World J Surg. 2002 Aug;26(8):897-902. doi: 10.1007/s00268-002-6615-y. Epub 2002 Apr 30.
First-degree relatives of persons with thyroid cancer are known to be at relatively high risk for the disease. To better understand the clinicopathologic characteristics of familial nonmedullary thyroid carcinoma (FNMTC), we carried out a retrospective study in which we identified individuals treated at our institution who had at least one first-degree relative with the disease. We used data obtained from our patient records to compare the features of 258 cases of the disease with the features of sporadic papillary or follicular thyroid carcinoma in another group of patients. The 258 patients represented 154 families and were selected from among 6458 patients with papillary or follicular thyroid carcinoma who underwent thyroidectomy between 1946 and 2000. Compared to the patients with sporadic disease, the FNMTC patients were more likely to have intraglandular dissemination (28.5% vs. 40.7%; p < 0.0001) and multiple benign nodules (29.8% vs. 41.5%; p <0.0001). There were no significant differences between the two types of patients in terms of gender, age, tumor diameter, adhesion to or invasion of the surrounding tissues, macroscopic metastasis observed at surgery, histology, presence of single benign nodules, presence of chronic thyroiditis, microscopic metastasis, or rate of lymph node metastasis. Recurrence was statistically frequent in the FNMTC patients compared with that in the sporadic disease patients (16.3% vs. 9.6%; p = 0.0005), and the disease-free survival rate was significantly poorer in the FNMTC patients (p = 0.0041 by the Wilcoxon test and p <0.0001 by the log-rank test). No significant difference in the overall survival rate was found between the two groups.
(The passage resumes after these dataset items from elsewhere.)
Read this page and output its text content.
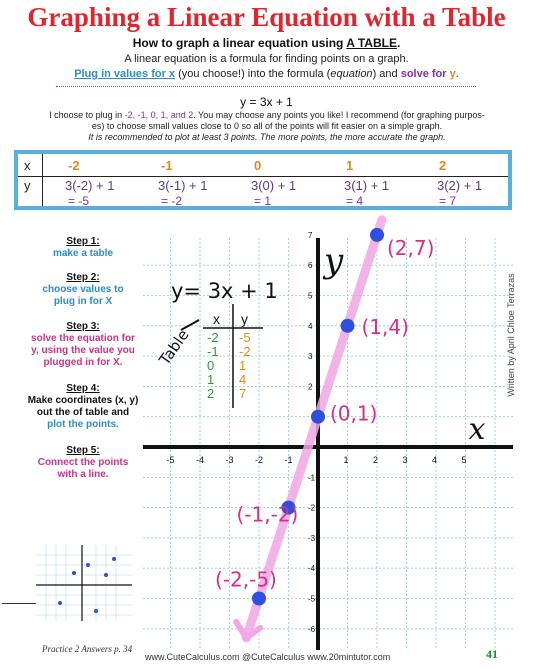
Graphing a Linear Equation with a Table
How to graph a linear equation using A TABLE.
A linear equation is a formula for finding points on a graph.
Plug in values for x (you choose!) into the formula (equation) and solve for y.
y = 3x + 1
I choose to plug in -2, -1, 0, 1, and 2. You may choose any points you like! I recommend (for graphing purpos-
es) to choose small values close to 0 so all of the points will fit easier on a simple graph.
It is recommended to plot at least 3 points. The more points, the more accurate the graph.
x	-2	-1	0	1	2
y	3(-2) + 1	3(-1) + 1	3(0) + 1	3(1) + 1	3(2) + 1
= -5	= -2	= 1	= 4	= 7
Step 1:
make a table
Step 2:
choose values to
plug in for X
Step 3:
solve the equation for
y, using the value you
plugged in for X.
Step 4:
Make coordinates (x, y)
out the of table and
plot the points.
Step 5:
Connect the points
with a line.
-5 -4 -3 -2 -1	1	2	3	4	5
7
6
5
4
3
2
-1
-2
-3
-4
-5
-6
y= 3x + 1
Table
x y
-2 -5
-1 -2
0 1
1 4
2 7
(2,7)
(1,4)
(0,1)
(-1,-2)
(-2,-5)
x
y
Practice 2 Answers p. 34
www.CuteCalculus.com @CuteCalculus www.20mintutor.com	41
Written by April Chloe Terrazas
Multivariate analysis by Cox's proportional hazards method showed FNMTC to be an independent predictor of shorter disease-free survival (risk ratio 1.88; confidence interval 1.35-2.54; p = 0.0003). Locoregional recurrence in the ipsilateral or contralateral lymph nodes and contralateral thyroid lobe was significantly more frequent in the FNMTC patients than in the sporadic disease patients, whereas no difference was found regarding distant metastases. We conclude that FNMTC is a clinically distinct entity with an aggressive nature. Because of the frequent presence of benign nodules, multifocality, and high rate of locoregional recurrence, total or near-total thyroidectomy with modified radical neck dissection in FNMTC patients is recommended.
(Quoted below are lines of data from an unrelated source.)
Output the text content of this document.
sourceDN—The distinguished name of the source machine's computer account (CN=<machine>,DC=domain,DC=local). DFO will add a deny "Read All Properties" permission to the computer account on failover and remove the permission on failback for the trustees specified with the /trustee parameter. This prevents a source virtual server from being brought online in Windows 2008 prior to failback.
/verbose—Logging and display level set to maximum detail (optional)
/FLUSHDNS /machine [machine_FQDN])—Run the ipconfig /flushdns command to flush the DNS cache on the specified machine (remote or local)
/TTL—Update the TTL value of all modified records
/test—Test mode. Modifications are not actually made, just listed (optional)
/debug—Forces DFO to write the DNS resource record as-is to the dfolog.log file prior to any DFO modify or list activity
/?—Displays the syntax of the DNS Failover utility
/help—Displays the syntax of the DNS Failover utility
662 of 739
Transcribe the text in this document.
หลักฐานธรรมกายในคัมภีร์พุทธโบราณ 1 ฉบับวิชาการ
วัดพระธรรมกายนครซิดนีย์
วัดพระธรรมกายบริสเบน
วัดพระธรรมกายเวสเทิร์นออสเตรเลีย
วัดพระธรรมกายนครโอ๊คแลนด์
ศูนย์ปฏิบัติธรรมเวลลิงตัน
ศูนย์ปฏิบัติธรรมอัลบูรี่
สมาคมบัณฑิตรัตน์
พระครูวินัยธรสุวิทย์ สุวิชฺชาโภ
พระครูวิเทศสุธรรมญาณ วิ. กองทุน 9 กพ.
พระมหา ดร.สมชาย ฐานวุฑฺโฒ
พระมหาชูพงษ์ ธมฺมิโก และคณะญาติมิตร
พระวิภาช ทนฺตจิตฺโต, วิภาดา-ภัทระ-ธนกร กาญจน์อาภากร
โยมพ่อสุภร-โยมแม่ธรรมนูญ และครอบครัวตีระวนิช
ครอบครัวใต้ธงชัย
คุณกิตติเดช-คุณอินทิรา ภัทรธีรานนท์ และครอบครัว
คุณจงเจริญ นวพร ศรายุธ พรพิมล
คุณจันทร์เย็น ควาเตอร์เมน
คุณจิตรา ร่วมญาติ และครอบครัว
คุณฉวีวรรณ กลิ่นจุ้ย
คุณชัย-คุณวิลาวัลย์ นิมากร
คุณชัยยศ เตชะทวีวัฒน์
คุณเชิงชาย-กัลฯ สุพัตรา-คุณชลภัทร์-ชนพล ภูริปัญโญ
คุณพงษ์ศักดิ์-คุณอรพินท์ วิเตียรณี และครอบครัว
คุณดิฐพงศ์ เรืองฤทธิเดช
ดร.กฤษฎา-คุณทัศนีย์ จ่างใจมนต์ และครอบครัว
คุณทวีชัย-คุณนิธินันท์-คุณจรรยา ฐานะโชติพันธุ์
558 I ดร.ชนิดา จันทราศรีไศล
甲状腺癌患者的一级亲属被认为患该病的风险相对较高。为了更好地了解家族性非髓样甲状腺癌(FNMTC)的临床病理特征,我们进行了一项回顾性研究,确定了在我们机构接受治疗且至少有一位患该病的一级亲属的个体。我们使用从患者记录中获得的数据,将258例该疾病患者的特征与另一组散发性乳头状或滤泡状甲状腺癌患者的特征进行比较。这258例患者代表154个家庭,是从1946年至2000年间接受甲状腺切除术的6458例乳头状或滤泡状甲状腺癌患者中挑选出来的。与散发性疾病患者相比,FNMTC患者更易出现腺内播散(28.5%对40.7%;p<0.0001)和多发良性结节(29.8%对41.5%;p<0.0001)。在性别、年龄、肿瘤直径、与周围组织的粘连或侵犯、手术时观察到的宏观转移、组织学、单个良性结节的存在、慢性甲状腺炎的存在、微观转移或淋巴结转移率方面,这两类患者之间没有显著差异。与散发性疾病患者相比,FNMTC患者的复发在统计学上更为频繁(16.3%对9.6%;p = 0.0005),并且FNMTC患者的无病生存率明显较差(Wilcoxon检验p = 0.0041,对数秩检验p<0.0001)。两组之间的总生存率没有显著差异。采用Cox比例风险法进行多变量分析显示,FNMTC是无病生存期较短的独立预测因素(风险比1.88;置信区间1.35 - 2.54;p = 0.0003)。FNMTC患者同侧或对侧淋巴结及对侧甲状腺叶的局部区域复发明显比散发性疾病患者更频繁,而在远处转移方面未发现差异。我们得出结论,FNMTC是一种具有侵袭性的临床独特实体。由于良性结节常见、多灶性以及局部区域复发率高,建议对FNMTC患者行全甲状腺切除或近全甲状腺切除并改良根治性颈淋巴结清扫术。